All Kenyans know how that story ended. We often see that saloon car converted
to a ceremonial ride during Budget Day.
So, it will be understood, if there are Kenyans out there who
will be just a bit skeptical about that living beyond our means line. And why
would they not be skeptical if simple things like the length of an official
motorcade of nearly any official in this country, tells a different story. So,
on that one, the President has some walking to do.

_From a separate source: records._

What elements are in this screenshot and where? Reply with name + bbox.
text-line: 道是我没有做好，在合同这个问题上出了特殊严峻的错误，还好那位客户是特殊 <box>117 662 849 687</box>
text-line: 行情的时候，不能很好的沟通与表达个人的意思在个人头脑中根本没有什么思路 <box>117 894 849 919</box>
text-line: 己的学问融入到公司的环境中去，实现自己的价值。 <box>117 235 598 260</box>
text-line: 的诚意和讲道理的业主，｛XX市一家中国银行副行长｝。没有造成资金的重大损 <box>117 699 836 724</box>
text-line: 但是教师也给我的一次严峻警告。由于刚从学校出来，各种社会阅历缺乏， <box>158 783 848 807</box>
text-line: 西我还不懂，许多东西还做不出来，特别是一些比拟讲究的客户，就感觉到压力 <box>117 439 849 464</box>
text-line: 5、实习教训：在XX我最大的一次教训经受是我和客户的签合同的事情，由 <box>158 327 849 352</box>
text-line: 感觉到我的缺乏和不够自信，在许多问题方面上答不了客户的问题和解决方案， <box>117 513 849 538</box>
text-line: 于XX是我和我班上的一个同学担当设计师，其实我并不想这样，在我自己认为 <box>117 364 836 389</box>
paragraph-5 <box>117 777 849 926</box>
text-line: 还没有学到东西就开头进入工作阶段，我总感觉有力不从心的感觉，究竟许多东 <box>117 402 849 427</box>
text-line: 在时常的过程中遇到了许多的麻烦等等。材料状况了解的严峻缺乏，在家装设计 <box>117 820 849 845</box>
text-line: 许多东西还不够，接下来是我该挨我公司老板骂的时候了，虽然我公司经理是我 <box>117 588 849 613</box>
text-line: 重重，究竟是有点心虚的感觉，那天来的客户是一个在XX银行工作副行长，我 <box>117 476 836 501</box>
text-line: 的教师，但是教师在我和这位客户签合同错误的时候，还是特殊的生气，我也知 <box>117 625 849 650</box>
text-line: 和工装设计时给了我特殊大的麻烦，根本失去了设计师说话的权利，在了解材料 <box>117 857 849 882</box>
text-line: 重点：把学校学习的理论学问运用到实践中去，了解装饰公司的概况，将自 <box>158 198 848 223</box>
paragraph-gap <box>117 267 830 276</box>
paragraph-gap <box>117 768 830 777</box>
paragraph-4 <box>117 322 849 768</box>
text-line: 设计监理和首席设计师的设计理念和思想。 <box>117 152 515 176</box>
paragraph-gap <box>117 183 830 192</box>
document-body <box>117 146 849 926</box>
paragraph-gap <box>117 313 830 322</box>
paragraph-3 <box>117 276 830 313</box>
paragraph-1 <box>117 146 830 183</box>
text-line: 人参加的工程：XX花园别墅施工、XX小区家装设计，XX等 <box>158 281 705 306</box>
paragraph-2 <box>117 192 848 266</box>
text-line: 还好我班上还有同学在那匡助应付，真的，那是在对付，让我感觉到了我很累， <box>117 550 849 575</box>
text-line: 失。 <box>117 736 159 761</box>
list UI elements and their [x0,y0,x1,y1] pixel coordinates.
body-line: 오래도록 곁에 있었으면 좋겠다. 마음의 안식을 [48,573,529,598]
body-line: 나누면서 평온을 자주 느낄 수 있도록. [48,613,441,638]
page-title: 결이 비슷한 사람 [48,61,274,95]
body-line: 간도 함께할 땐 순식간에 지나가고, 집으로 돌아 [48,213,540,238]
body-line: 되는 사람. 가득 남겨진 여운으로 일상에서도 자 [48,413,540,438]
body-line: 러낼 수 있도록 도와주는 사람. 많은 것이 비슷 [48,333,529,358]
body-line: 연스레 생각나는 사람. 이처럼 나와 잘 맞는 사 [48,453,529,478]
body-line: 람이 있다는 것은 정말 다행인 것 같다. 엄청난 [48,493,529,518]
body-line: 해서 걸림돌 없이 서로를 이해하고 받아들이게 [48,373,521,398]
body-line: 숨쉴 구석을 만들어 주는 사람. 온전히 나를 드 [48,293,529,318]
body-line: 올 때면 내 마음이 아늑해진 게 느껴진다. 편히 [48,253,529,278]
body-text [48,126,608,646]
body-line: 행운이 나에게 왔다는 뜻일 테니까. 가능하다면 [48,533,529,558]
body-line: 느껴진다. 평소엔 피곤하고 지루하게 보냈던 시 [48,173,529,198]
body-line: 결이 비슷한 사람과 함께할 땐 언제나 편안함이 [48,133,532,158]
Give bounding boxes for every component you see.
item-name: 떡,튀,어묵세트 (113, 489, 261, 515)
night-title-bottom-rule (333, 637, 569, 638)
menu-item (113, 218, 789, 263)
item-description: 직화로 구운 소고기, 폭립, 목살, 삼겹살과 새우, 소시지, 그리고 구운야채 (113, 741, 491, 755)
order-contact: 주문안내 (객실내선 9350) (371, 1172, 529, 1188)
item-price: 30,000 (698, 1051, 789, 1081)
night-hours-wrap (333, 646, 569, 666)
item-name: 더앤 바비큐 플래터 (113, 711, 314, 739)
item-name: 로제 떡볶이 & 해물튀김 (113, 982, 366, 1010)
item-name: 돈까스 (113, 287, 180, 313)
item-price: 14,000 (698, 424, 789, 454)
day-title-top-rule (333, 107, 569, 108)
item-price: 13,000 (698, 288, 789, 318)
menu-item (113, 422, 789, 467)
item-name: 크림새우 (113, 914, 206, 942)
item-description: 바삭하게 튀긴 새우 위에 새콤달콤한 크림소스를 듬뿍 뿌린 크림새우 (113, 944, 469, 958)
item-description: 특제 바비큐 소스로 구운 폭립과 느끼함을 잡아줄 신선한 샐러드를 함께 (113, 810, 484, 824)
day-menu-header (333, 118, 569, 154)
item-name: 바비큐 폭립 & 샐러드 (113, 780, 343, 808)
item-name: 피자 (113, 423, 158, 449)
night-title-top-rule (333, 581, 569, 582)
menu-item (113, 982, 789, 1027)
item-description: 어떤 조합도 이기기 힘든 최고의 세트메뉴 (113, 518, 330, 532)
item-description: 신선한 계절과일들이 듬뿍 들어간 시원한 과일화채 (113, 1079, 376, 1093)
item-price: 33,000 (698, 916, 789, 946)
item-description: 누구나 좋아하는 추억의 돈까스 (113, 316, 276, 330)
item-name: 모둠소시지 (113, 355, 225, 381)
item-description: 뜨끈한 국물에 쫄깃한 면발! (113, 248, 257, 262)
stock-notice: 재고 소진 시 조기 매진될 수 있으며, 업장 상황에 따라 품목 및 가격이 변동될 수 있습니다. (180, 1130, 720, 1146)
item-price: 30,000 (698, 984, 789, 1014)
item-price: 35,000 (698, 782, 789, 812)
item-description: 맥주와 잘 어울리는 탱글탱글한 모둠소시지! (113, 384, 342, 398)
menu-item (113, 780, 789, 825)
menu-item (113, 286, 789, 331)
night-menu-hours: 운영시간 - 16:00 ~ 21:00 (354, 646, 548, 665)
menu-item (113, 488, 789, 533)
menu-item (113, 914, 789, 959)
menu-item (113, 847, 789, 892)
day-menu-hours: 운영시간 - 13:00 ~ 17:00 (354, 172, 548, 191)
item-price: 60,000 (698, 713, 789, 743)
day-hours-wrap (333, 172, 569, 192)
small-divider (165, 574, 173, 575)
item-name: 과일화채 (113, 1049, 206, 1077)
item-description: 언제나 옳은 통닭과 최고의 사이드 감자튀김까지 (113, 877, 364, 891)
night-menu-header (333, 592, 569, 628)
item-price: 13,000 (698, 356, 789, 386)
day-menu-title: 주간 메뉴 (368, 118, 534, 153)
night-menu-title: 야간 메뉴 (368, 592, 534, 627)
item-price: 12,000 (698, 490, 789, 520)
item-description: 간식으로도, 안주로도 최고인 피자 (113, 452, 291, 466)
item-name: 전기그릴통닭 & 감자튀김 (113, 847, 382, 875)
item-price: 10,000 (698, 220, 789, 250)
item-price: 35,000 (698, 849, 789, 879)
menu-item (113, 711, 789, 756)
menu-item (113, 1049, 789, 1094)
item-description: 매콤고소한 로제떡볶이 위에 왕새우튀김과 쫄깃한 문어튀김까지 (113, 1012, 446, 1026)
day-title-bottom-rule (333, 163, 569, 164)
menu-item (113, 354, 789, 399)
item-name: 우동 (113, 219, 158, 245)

We conclude now with a little take on legacies. Members of
this administration have proved beyond doubt that legacies are about and
entirely around one person; the President of the Republic. For everything that
has been said about Uhuru Kenyatta the fourth President, more will be said
about William Samoei Ruto, 5 or 10 years from now, by ironically people who are
very close to him right now. So, to President Ruto, there is a legacy issue
here for your personal attention.
Legacy is a lonely destination. So, take it this early, that
when the chips come down, you are alone! If the plan fails, the first people to
hang you will be your plan mates. Some will even spend an entire year after
your term in office to vilify particular elements of the plan, whether its’s
about debt repayment, taxes, affordable housing and don’t be surprised about
that subsidised fertilizer.
So, Mr. President, there is something Kenyans like saying on
the street: Mapema ndio best!
Put your economic plan together and aim for clarity and coherence,
considering the great amount of public skepticism that prevails currently. Get
your economic team off the social media keyboards and deploy them to closed
meeting rooms of government offices where some deep reflection and thoughts
about turning around the economy should commence. From Treasury to the Central Bank,
to State House and the ministries, send the right message on the management of
Unlike other aspects of national politics, the economy is a more exacting space. Haina kubahatisha. And as you have seen in the last one year, the day of accountability is a lonely day for any President. That is our Take, Kicker and Sense rolled into one!